We talked about what it meant from a personal view. Let’s have these tough conversations, but what are maybe our biases? How did these show up? How do we address it? How do we learn more? Then we talked about the business. Why is this needed for the business to be relevant? How does this show up in the business — our everyday moments — whether in our restaurants or teams or how we’re connecting with our consumers? 

Then, lastly, we looked at it from a cultural standpoint. Why is this needed for the culture to win? That was such a huge moment — the first time that’s ever been done — but it really set a tone in the sense that anyone can say, “What’s my role? Now, understand the role I play to bring this to light.”

Now, whether it’s our hiring practices, we’re looking into having coaching and learning sessions, so you’re able to say, “How do I apply this concept?” Or, “How do I look at my biases and mitigate those?”

You probably hear my passion coming through. It’s this 360 approach from a personal lens, a business lens, and a culture, and it’s really helped folks to see themselves in it, because it goes beyond me. It’s the power of the collective.

What is the biggest challenge you face in getting executives to understand that these initiatives can’t seem performative? Employees need to feel and see progress.

This is a part of our business strategy. And that’s what makes it very real and not performative. 

When we’re connecting the dots to E, I, and B, it is actually being utilized as a growth fueler for our people. 

We’re not just chasing the ad-hoc moments, like, “Oh, we’re just checking the box.” It goes so beyond that. It’s part of our business updates — having our leaders have it in their goals for the year. That’s a whole different dynamic, and it makes it very real and that our teams can feel and also the investments that we’re putting in for it.

We’re transparently saying, “We can always get better.” Using these dynamics externally and internally helps people to see that it’s real.

What are you most worried about in terms of diversity, equity, inclusion, and belonging in corporate America? 

One of the things I’ve seen in just the space of equity, inclusion, and belonging is it’s often posed as this journey. And when you think about journey — most folks look at a road, right? You can see this road; you can drive forward. You can put it in neutral and just watch it all go around. Or you can put it in reverse and start to backtrack. 

One of the things we’ve done at Taco Bell that helps really keep this fire burning is we call this our E, I, and B evolution. We’ve chosen not to use the concept of journey. We’re asking, “How do we constantly evolve our thinking and our operating model?”

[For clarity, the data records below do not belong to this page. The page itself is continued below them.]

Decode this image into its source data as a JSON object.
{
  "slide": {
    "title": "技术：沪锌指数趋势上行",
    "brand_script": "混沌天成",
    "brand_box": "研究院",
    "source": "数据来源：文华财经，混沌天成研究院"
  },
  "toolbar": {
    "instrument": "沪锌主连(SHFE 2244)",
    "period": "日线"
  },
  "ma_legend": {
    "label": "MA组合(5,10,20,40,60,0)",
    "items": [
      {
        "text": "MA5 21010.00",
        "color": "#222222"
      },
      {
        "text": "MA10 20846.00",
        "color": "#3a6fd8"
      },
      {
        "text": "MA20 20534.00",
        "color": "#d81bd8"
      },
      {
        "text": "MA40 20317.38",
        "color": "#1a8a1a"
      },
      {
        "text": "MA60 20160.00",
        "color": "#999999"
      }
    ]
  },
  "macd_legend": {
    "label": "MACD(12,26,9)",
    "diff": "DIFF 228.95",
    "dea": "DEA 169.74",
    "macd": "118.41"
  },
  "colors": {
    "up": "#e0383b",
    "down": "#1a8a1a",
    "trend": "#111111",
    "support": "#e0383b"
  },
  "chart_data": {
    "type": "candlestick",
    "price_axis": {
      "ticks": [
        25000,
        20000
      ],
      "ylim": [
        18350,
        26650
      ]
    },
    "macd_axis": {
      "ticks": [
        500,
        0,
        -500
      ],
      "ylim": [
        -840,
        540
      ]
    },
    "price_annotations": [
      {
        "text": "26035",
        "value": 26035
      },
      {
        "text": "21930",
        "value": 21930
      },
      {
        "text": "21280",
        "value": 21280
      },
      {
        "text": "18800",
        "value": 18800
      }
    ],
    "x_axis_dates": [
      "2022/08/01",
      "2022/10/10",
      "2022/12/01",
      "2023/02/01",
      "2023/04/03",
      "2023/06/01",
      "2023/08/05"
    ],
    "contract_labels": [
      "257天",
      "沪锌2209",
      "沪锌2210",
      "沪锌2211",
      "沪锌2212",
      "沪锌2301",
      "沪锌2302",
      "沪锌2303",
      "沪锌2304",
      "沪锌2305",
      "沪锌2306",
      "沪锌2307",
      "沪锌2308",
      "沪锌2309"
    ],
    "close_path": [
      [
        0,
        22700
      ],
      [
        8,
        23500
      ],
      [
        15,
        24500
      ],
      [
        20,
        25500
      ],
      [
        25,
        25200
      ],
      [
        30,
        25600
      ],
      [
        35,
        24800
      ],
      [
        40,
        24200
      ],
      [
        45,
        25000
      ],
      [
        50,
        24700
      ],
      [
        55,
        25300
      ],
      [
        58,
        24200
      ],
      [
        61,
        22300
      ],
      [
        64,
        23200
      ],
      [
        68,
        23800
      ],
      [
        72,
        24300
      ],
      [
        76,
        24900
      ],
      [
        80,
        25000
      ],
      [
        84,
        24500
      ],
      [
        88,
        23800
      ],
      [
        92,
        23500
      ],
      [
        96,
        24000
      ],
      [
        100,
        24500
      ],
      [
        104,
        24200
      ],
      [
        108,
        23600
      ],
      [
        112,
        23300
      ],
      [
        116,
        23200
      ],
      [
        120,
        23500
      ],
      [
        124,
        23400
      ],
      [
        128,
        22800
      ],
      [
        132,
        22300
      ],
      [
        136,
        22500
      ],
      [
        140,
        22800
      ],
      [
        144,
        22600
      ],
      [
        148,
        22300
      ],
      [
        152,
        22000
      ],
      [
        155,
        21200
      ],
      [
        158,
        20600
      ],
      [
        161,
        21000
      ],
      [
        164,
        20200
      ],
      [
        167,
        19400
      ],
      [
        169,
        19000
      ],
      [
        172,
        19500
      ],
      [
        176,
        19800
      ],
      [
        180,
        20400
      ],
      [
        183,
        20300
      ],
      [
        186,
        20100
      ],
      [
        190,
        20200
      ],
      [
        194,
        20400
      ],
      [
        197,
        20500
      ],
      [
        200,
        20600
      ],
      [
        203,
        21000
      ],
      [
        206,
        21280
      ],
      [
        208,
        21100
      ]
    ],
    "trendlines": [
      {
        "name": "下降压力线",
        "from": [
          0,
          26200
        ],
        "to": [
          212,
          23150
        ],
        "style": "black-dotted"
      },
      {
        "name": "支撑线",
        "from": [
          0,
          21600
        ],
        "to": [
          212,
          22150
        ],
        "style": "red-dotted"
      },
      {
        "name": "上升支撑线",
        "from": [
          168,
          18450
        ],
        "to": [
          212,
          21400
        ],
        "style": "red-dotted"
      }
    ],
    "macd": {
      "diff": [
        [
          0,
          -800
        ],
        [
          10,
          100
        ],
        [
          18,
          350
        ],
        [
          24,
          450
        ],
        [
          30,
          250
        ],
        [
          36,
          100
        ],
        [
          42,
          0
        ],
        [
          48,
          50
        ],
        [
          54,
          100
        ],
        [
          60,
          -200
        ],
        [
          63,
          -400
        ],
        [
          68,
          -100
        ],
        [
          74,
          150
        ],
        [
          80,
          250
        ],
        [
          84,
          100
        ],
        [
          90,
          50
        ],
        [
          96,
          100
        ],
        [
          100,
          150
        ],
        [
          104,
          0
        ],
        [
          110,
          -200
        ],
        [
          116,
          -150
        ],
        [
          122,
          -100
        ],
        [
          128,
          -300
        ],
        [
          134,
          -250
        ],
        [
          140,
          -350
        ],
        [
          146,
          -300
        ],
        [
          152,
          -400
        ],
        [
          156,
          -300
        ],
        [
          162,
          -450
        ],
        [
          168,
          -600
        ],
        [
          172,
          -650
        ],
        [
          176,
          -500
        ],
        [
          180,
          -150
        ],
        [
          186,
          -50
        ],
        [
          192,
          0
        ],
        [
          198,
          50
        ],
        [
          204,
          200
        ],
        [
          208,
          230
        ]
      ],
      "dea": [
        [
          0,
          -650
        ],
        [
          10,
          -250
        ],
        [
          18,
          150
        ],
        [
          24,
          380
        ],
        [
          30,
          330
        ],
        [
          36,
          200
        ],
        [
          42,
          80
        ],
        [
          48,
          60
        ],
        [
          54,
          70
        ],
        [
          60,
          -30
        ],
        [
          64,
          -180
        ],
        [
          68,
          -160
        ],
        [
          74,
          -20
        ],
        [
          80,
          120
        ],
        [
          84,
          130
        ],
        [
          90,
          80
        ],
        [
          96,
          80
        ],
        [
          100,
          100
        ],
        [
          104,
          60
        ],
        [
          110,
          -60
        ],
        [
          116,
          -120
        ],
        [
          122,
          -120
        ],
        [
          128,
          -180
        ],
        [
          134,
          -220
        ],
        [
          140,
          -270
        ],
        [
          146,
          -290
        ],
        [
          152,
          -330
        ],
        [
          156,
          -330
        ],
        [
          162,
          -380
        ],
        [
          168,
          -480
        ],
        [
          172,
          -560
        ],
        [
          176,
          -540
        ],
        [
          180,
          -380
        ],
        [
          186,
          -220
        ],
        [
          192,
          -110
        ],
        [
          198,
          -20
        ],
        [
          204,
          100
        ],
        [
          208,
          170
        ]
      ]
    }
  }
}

It’s tough to do those reverse mechanisms; it’ll be very tough to neutralize it. One of the things I hope that we continue to see is that we continue to embrace this sense of E, I, and B as an evolution and integrate all parts of the business. It becomes a part of how we operate.

Yum Brands is a well-known name that can set standards across the industry in terms of diversity, education, and exciting career paths. What are your top priorities this year?

My No. 1 priority is around education at every level of our organization but, specifically, starting with our coaches and our leaders. 

Two, continuing that feedback loop from our employees. The more insights and feedback that we get, the more we can apply. 

In addition to that, my partnership and connection with our restaurant teams. How do we start to really integrate this into our restaurants at a greater level?